Nel film Al Jaar Qabla Al Daar – The Neighbour Before the House (2009-2011) si tratta il tema del conflitto israelo-palestinese ovviando al pietosismo suscitato dalle comuni interviste alle vittime più o meno dirette attraverso un'operazione formale e concettuale disarmante nella sua forza e semplicità. Il collettivo ricerca otto famiglie nei sobborghi di Gerusalemme/Al Qud disposte a installare telecamere CCTV (a circuito chiuso) sopra i propri tetti, concedendo loro una piena libertà nell’utilizzo dello strumento. Ogni famiglia guida la videocamera osservando le riprese in diretta dai televisori installati dentro casa, diventando autrice, commentando e illustrando dettagli intimi della città, checkpoint, avvenimenti.
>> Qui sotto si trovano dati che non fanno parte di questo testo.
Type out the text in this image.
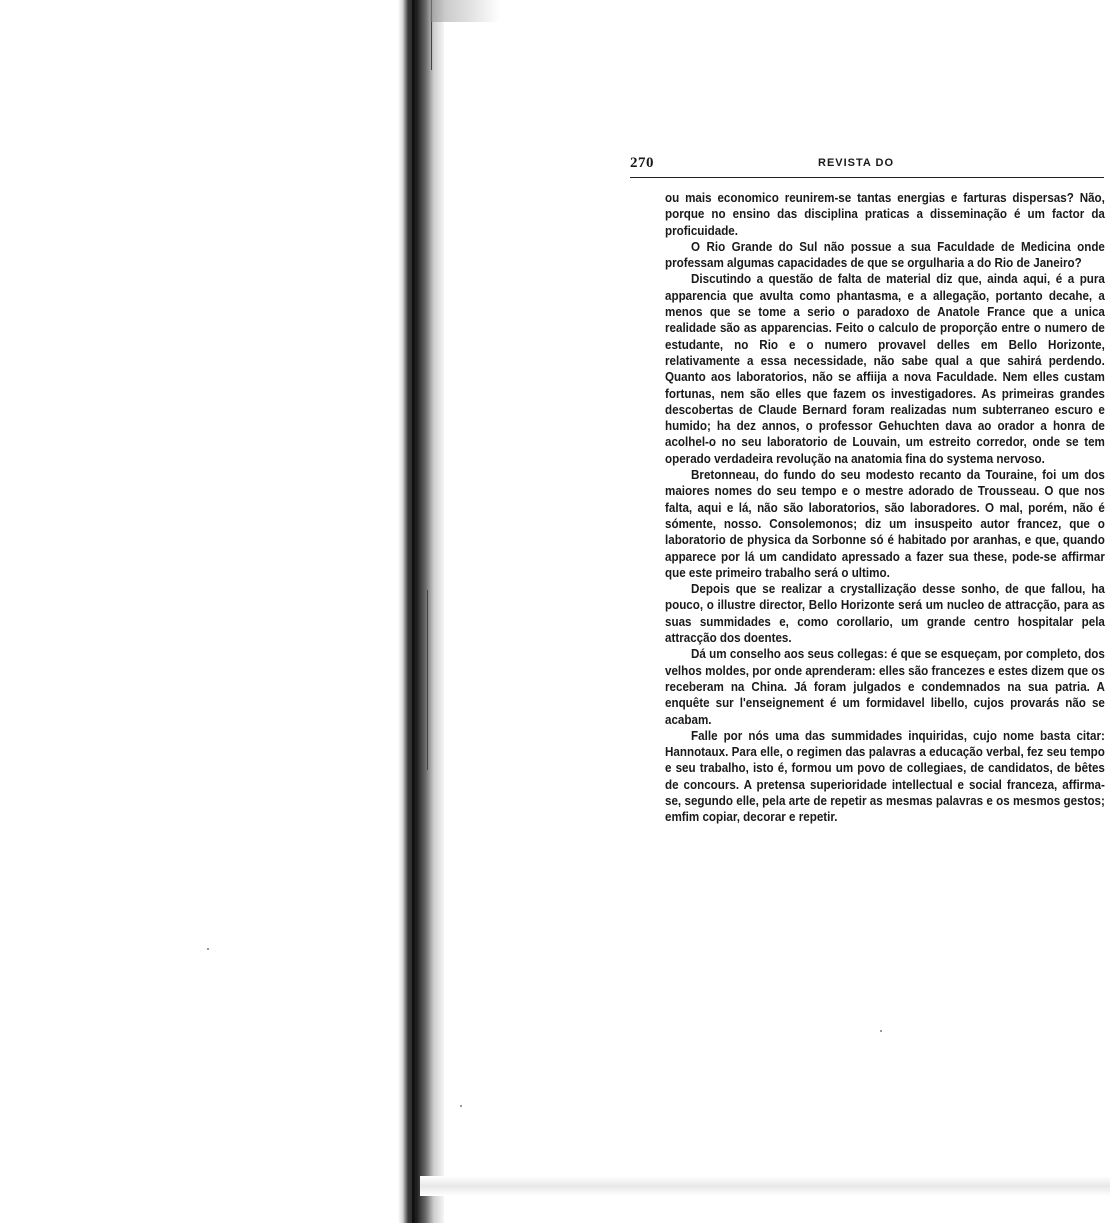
270	REVISTA DO

ou mais economico reunirem-se tantas energias e farturas dispersas? Não, porque no ensino das disciplina praticas a disseminação é um factor da proficuidade.

O Rio Grande do Sul não possue a sua Faculdade de Medicina onde professam algumas capacidades de que se orgulharia a do Rio de Janeiro?

Discutindo a questão de falta de material diz que, ainda aqui, é a pura apparencia que avulta como phantasma, e a allegação, portanto decahe, a menos que se tome a serio o paradoxo de Anatole France que a unica realidade são as apparencias. Feito o calculo de proporção entre o numero de estudante, no Rio e o numero provavel delles em Bello Horizonte, relativamente a essa necessidade, não sabe qual a que sahirá perdendo. Quanto aos laboratorios, não se affiija a nova Faculdade. Nem elles custam fortunas, nem são elles que fazem os investigadores. As primeiras grandes descobertas de Claude Bernard foram realizadas num subterraneo escuro e humido; ha dez annos, o professor Gehuchten dava ao orador a honra de acolhel-o no seu laboratorio de Louvain, um estreito corredor, onde se tem operado verdadeira revolução na anatomia fina do systema nervoso.

Bretonneau, do fundo do seu modesto recanto da Touraine, foi um dos maiores nomes do seu tempo e o mestre adorado de Trousseau. O que nos falta, aqui e lá, não são laboratorios, são laboradores. O mal, porém, não é sómente, nosso. Consolemonos; diz um insuspeito autor francez, que o laboratorio de physica da Sorbonne só é habitado por aranhas, e que, quando apparece por lá um candidato apressado a fazer sua these, pode-se affirmar que este primeiro trabalho será o ultimo.

Depois que se realizar a crystallização desse sonho, de que fallou, ha pouco, o illustre director, Bello Horizonte será um nucleo de attracção, para as suas summidades e, como corollario, um grande centro hospitalar pela attracção dos doentes.

Dá um conselho aos seus collegas: é que se esqueçam, por completo, dos velhos moldes, por onde aprenderam: elles são francezes e estes dizem que os receberam na China. Já foram julgados e condemnados na sua patria. A enquête sur l'enseignement é um formidavel libello, cujos provarás não se acabam.

Falle por nós uma das summidades inquiridas, cujo nome basta citar: Hannotaux. Para elle, o regimen das palavras a educação verbal, fez seu tempo e seu trabalho, isto é, formou um povo de collegiaes, de candidatos, de bêtes de concours. A pretensa superioridade intellectual e social franceza, affirma-se, segundo elle, pela arte de repetir as mesmas palavras e os mesmos gestos; emfim copiar, decorar e repetir.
Da questi punti di vista inusuali, formalmente e concettualmente, si sviluppa una plurinarrazione intima e accurata, durante la quale ciascuna famiglia illustra le cause del proprio dissenso attraverso le immagini vincolate dai limiti del mezzo. Vi è una famiglia espropriata della propria casa e costretta a rispettare una distanza di 150m da essa che con l’ausilio della videocamera di sorveglianza cerca di penetrare all’interno della propria ex abitazione e di individuare i volti dei membri della famiglia israeliana insediatavi. Solo attraverso le voci e l’ostentata volontà di avvicinamento concessagli dallo strumento, e dunque mediante una sottrazione visiva che non ci concede di vedere i volti e le espressioni, si genera una forza emotiva dirompente.

Assistiamo dunque a una progressiva scomparsa dell’autorialità a favore della collettivizzazione del processo creativo. I materiali realizzati dalle famiglie, come gli altri provenienti da ulteriori lavori, convergono poi nella condivisione presso l’archivio online Pad.ma, rinascendo sotto altre forme, dando vita a nuovi processi/progetti creativi.

Nell’ultimo film From Gulf to Gulf to Gulf (2013) il collettivo approfondisce la tematica delle estenuanti tratte commerciali via mare dal Golfo di Kutch alla Somalia. Nel corso degli anni sono stati dapprima collezionati una serie di filmati realizzati dai marinai stessi durante le tratte, spesso girati con l’ausilio di cellulari e scambiati come merci di porto in porto. Successivamente Shaina Anand e Ashok Sukumaran hanno incontrato personalmente dei marinai chiedendo loro di documentare i loro viaggi, decentrando dunque l’autorialità nelle loro mani. Da questo articolatissimo processo nasce un film corposo, brulicante di punti di vista e immagini differenti: i filmati, spesso accompagnati da canzoni giustapposte dai marinai stessi, ci conducono da sterminati cantieri navali agli sconfinati orizzonti dell’Oceano Indiano, solcando il mare e ingannando il tempo sui ponti di coperta di navi instabili stracolme di merci.

La politicità delle opere di CAMP permea dunque della tematica il processo creativo, innovando i linguaggi e sperimentando nuove modalità di documentazione/rappresentazione, attraverso l’ausilio fondamentale delle tecnologie, facenti parte anch’esse di un cambiamento socio-politico sostanziale.